Ciò premesso, evidenti appaiono le perplessità di quanti denunciano la possibilità che un uso
distorto della pistola elettrica possa condurre a delle pratiche disumane. Detto altrimenti le
preoccupazioni si sostanziano nella possibilità che l’applicazione del sistema TASER si traduca in
una legittimazione di quelle modalità operative che si allontanano pericolosamente dalla funzione
pubblica cui dovrebbero tendere, al contrario avvicinandosi in un mero abuso di potere.
Sul punto rileva la considerazione dello Stato portoghese del novembre 2007 che ha equiparato
l’uso della TASER ad una vera a propria forma di tortura, conseguentemente sconsigliandone
l’acquisizione da parte delle forze dell’ordine nazionali.

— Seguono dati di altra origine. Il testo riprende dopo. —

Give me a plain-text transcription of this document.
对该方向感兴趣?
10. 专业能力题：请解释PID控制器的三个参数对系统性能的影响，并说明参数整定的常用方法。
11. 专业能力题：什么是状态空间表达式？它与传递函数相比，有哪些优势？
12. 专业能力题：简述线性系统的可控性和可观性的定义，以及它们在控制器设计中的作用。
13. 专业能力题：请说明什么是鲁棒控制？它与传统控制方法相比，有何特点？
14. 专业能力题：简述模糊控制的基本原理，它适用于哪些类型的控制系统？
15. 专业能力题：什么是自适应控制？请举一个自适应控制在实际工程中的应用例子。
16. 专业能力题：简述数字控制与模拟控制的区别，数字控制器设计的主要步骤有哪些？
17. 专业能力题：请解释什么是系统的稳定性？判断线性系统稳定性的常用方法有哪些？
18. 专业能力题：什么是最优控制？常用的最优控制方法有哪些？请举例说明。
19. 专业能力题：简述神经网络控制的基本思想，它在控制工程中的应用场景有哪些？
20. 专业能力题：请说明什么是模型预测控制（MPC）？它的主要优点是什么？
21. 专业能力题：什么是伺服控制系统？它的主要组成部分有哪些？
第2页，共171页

La Corte EDU, inoltre, con la recentissima pronuncia del 30 settembre 2014, ha condannato la
Bulgaria per aver violato l’art. 3 della CEDU che, che innanzi detto, proibisce la tortura, ritenendo
che la polizia abbia abusato di armi elettroshock nel corso di una perquisizione ad un’azienda
sospettata di impiegare software illegali.
Negli stessi termini anche taluni commentatori italiani fortemente contrari alla reale introduzione
nel nostro Paese di un’arma di tal fatta. A sostegno si è rilevato che in Italia, non essendo stato
ancora introdotto il reato di tortura, l’eventuale abuso di tali strumenti non sarebbe perseguibile.
Per scongiurare situazioni di questo tipo, invero, la su citata ANFP ha proposto di impiegare, già
nella fase sperimentale, pistole TASER che dispongono di un sistema di video registrazione
connesse automaticamente al loro uso - come avviene già in alcuni Stati - così permettendo un
costante controllo dell’utilizzo stesso.
Ecco, allora, che la problematica in oggetto sembra intrecciarsi a filo doppio con la tutela della
privacy.
Invero, nessuno scontro pare esserci con il diritto alla riservatezza, posto che lo stesso Garante della
Privacy ha di recente espresso parere positivo rispetto all’uso di piccole telecamere (actioncam)
indossabili nel corso di manifestazioni pubbliche da appuntare alle divise delle forze dell’ordine, sia
pure vincolando l’uso di tali telecamere nei soli casi di estrema necessità, in occasione di
manifestazioni pubbliche, ossia nel caso di insorgenza di concrete e reali situazioni di pericolo per il
turbamento dell’ordine e della sicurezza pubblica.
Il Garante, inoltre, ha affermato che il sistema in oggetto deve pur sempre essere sottoposto al
rispetto dei principi del Codice della Privacy sul trattamento dei dati personali: al riguardo, dunque,
le immagini riprese dovranno essere pertinenti e non eccedenti rispetto alle finalità per le quali sono
state raccolte; esse, inoltre, dovranno essere conservate per un periodo di tempo limitato e, infine,
nel caso siano state effettuate riprese in occasione di pericolo presunto, in concreto non verificatosi,
dovrà essere disposta la loro tempestiva cancellazione.